Health workers here believe that JKN will go a long way to making medical services more available.
“It’s absolutely going to help improve services,” says Dr. Lies Anggriani, director of a public health clinic in Jakarta. After six years as the clinic administrator she is relieved that government health insurance means turning away fewer people because they can’t afford treatment.
Her clinic is a sort of mother ship for a host of smaller offices that dot North Jakarta, a district of about 4.7 million. Slums huddle under highway overpasses to Jakarta's main airport and to its industrial parks by the port. About 200 patients visit the clinic’s four doctors every day. The doctors say the profile of illness here is changing, as more people complain of chronic illnesses rather than communicable diseases that used to be common.
There are concerns about the cost of the program: Indonesia’s government will pay $2 per person per month to provide medically necessary treatment for the poor. Wealthier citizens are obliged to pay 5 percent of their monthly income into the program and can opt to increase their coverage with private insurance.
But there is disagreement over how many people will qualify for 100 percent government coverage and how many are wealthy enough to pay into the program. An income threshold has not been announced. Just over one third of people are expected to qualify for the full subsidy.
To keep down costs and extend care, the government is looking to advances in information technology. Remote health clinics lacking a doctor can request online consultations.

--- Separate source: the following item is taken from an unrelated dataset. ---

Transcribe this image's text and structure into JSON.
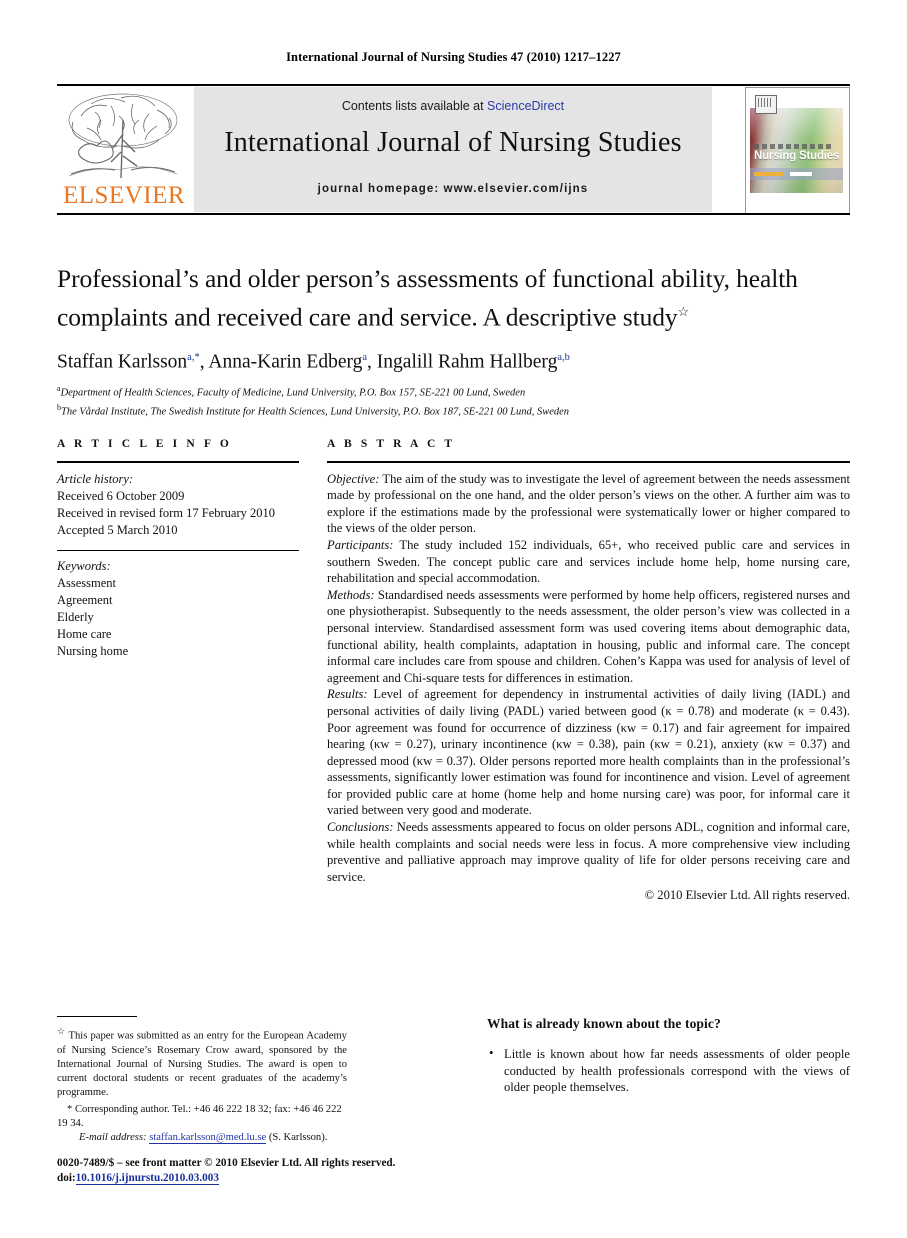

Government officials also claim that their purchasing power will drive down the costs of medicines, though critics point to systemic corruption in government contracting. Mr. Thabrany says that hospitals routinely pad out their claims for compensation by as much 25 percent. However, lawmakers say that audits will monitor all spending.
The JKN rollout has not gone smoothly. Confusion regarding who needs to register, how doctors get compensated, and what medicines are available is rife.
Not everyone needs to register: Those with preexisting government-issued insurance for the poor are automatically enrolled. But hundreds pile everyday into Dr. Anggriani's clinic eager to sign on, even if they don't have to, swelling the waiting room to overflowing and straining services. About 2 million residents in North Jakarta need to enroll.
Thabrany admits the next two years will be “bumpy” as doctors and patients learn the rules. He also concedes that the system is badly underfunded. Premiums start at $2 a month, about one third of what they should. And, as Indonesians grow wealthier and live longer, health care costs will inevitably rise sharply.
Indonesia also needs more medical professionals. Compared to neighboring Malaysia, it has only a fifth of doctors per capita. But by creating a single-payer system for 247 million people, it has the potential to improve care and deliver inexpensive medicines, he says.